In the latest move in what's been a very busy couple of days for the front office, the Nets signed guard Darius Morris. A league source told NetsDaily that the deal is non-guaranteed and is set at the league minimum.
In three seasons, Morris has spent time with the Los Angeles Lakers, Los Angeles Clippers, Philadelphia 76ers and Memphis Grizzlies. Over those three years, he has averaged 3.7 PPG and 1.5 APG and his shooting line is .399/.354/.653. Replacing an injured Steve Blake during the 2013 playoffs, Morris played in four games and impressed. He averaged 26.3 MPG and 10.5 PPG, shooting at a 45% clip.
He was drafted out of Michigan with the 41st pick of the 2011 NBA Draft by the Lakers. Standing at 6'5", the 23-year-old can play both point and shooting guard and according to DraftExpress, his ceiling back then was Andre Miller. In Ann Arbor, Morris set a Michigan single-season record for assists with 235 during the 2010-11 season.

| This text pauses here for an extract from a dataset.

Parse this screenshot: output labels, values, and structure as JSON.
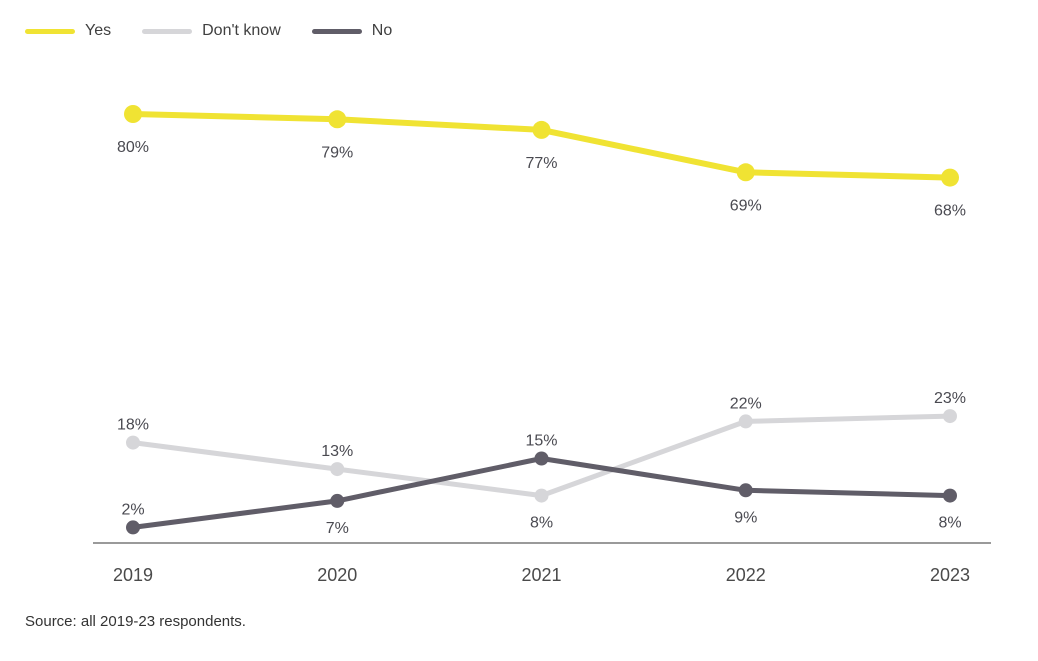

Though he wound up a second-rounder, ESPN's Chad Ford was impressed by his pre-draft workout and thought Morris was a sure first-rounder.
Darius Morris looked really, really good in workouts today. He's got a great work ethic and attitude. He's going to be a first rounder.
— Chad Ford (@chadfordinsider) May 4, 2011
Though he's regarded as a combo guard because of his size, Morris plays like a true point guard. He has great ball handling skills and showed he can effectively run an offense in college. His passing is exceptional and his mid-range game is adequate, though his long-range game has been inconsistent thus far. An underrated aspect of his game is his defense. Though he possesses below-average lateral quickness and athleticism, Morris is fundamentally sound and his size certainly helps.
Morris played 15 dominant games with the Rio Grande Valley Vipers last season averaging 22.3 PPG, shooting nearly 53% from the field, and 8.1 APG. In a playoff game against the Iowa Energy, Morris exploded for 51 points and 18 assists. He was 17-26 from the field, including 7-10 from beyond the arc. Here are some highlights from that game:
Morris could be a great find for the Nets. With a non-guaranteed, league minimum contract, he could be yet another valuable trade asset. If the Nets are truly dedicated to trading away their Big-3, Morris is the type of player, or more appropriately a contract, that can make the logistics of a trade work. If they decide to keep him, he could develop into a solid rotation player, playing either shooting guard or the point, for a cheap price. He's still young and should able to fill in the third point guard void left by Jorge Gutierrez after he was traded to Philadelphia.